解答乱麻

「道徳」と聞くとなぜ思考停止するのか 「教科化」の何が問題なのか 呪縛を取り除こう 武蔵野大教授・貝塚茂樹

 小学校は平成30年度、中学校では31年度から「特別の教科 道徳」が設置される。今年5月には小学校教科書の検定申請が締め切られ、検定作業も開始された。「戦後70年」越しの課題であった道徳の「教科化」の実現は目前に迫っている。

 しかし今回の「教科化」の議論はお世辞にも十分なものではなかった。「教科化に賛成か、反対か」といった二項対立のおなじみの議論が跋扈(ばっこ)し、「子供たちの道徳性をどう育てるか」という本質的な課題の検討は「思考停止」したままである。

 そもそも私には、どうして「教科化」がそれほど問題であるのかがわからない。諸外国に目を転じてみてもドイツ、フランス、フィリピン、韓国など道徳や宗教などの価値教育を教科として行っている国が大多数だ。授業時間数も多く、教科専任の教員が授業を行う国も少数ではない。つまり「特別の教科 道徳」の設置は、日本の道徳教育がやっと世界スタンダードに追いつき始めたにすぎないのである。
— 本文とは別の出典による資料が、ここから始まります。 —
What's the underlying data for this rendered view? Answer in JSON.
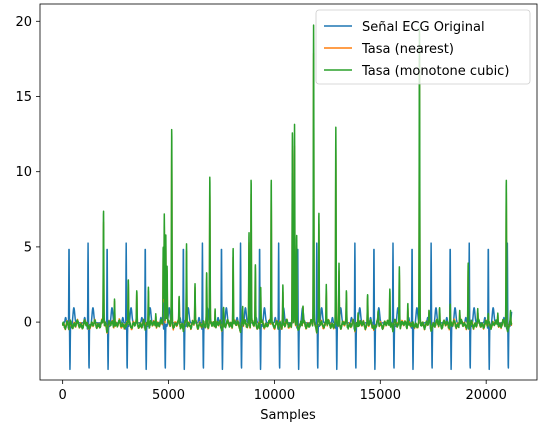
{
  "chart_data": {
    "type": "line",
    "title": "",
    "xlabel": "Samples",
    "ylabel": "",
    "xlim": [
      -1070,
      22400
    ],
    "ylim": [
      -3.85,
      21.15
    ],
    "x_ticks": [
      0,
      5000,
      10000,
      15000,
      20000
    ],
    "y_ticks": [
      0,
      5,
      10,
      15,
      20
    ],
    "grid": false,
    "legend_position": "upper right",
    "beats": [
      300,
      1200,
      2100,
      3000,
      3900,
      4800,
      5700,
      6600,
      7500,
      8400,
      9300,
      10200,
      11100,
      12000,
      12900,
      13800,
      14700,
      15600,
      16500,
      17400,
      18300,
      19200,
      20100,
      21000
    ],
    "ecg_peak": 5.3,
    "ecg_trough": -2.7,
    "series": [
      {
        "name": "Señal ECG Original",
        "color": "#1f77b4",
        "x_range": [
          0,
          21200
        ],
        "y_range": [
          -2.7,
          5.4
        ]
      },
      {
        "name": "Tasa (nearest)",
        "color": "#ff7f0e",
        "x_range": [
          0,
          21200
        ],
        "y_range": [
          -0.45,
          19.8
        ]
      },
      {
        "name": "Tasa (monotone cubic)",
        "color": "#2ca02c",
        "x_range": [
          0,
          21200
        ],
        "y_range": [
          -0.5,
          20.0
        ],
        "spikes": [
          [
            1930,
            7.7
          ],
          [
            2450,
            1.9
          ],
          [
            3100,
            3.1
          ],
          [
            3500,
            2.1
          ],
          [
            4050,
            2.6
          ],
          [
            4400,
            0.9
          ],
          [
            4750,
            5.4
          ],
          [
            4800,
            7.6
          ],
          [
            4870,
            6.1
          ],
          [
            4930,
            4.0
          ],
          [
            5150,
            13.1
          ],
          [
            5500,
            1.8
          ],
          [
            5850,
            5.3
          ],
          [
            6250,
            2.6
          ],
          [
            6800,
            3.5
          ],
          [
            6950,
            9.7
          ],
          [
            7200,
            1.2
          ],
          [
            7600,
            1.2
          ],
          [
            8050,
            5.3
          ],
          [
            8500,
            1.2
          ],
          [
            8800,
            6.2
          ],
          [
            8900,
            9.7
          ],
          [
            9100,
            4.0
          ],
          [
            9350,
            2.6
          ],
          [
            9850,
            9.7
          ],
          [
            10400,
            2.6
          ],
          [
            10850,
            13.1
          ],
          [
            10950,
            13.1
          ],
          [
            11050,
            6.0
          ],
          [
            11350,
            1.2
          ],
          [
            11850,
            20.0
          ],
          [
            12100,
            7.4
          ],
          [
            12450,
            2.6
          ],
          [
            12900,
            13.1
          ],
          [
            13050,
            3.9
          ],
          [
            13400,
            2.1
          ],
          [
            13950,
            0.9
          ],
          [
            14400,
            2.0
          ],
          [
            14900,
            0.7
          ],
          [
            15450,
            2.6
          ],
          [
            15900,
            3.9
          ],
          [
            16300,
            1.5
          ],
          [
            16850,
            19.6
          ],
          [
            17300,
            0.8
          ],
          [
            17800,
            1.2
          ],
          [
            18300,
            1.6
          ],
          [
            18750,
            1.0
          ],
          [
            19150,
            4.0
          ],
          [
            19600,
            0.9
          ],
          [
            20100,
            1.0
          ],
          [
            20550,
            0.9
          ],
          [
            20950,
            9.7
          ],
          [
            21150,
            0.7
          ]
        ]
      }
    ]
  }
}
 「思考停止」した議論の最たるものは、道徳の「教科化」が「修身科の復活である」というステレオタイプの批判である。ここでは、修身科が戦前までの教育に絶大な影響力を持っており、戦争を牽引(けんいん)した軍国主義や超国家主義といったイデオロギーは、修身教科書の中でこそ「注入」されたということが前提となっている。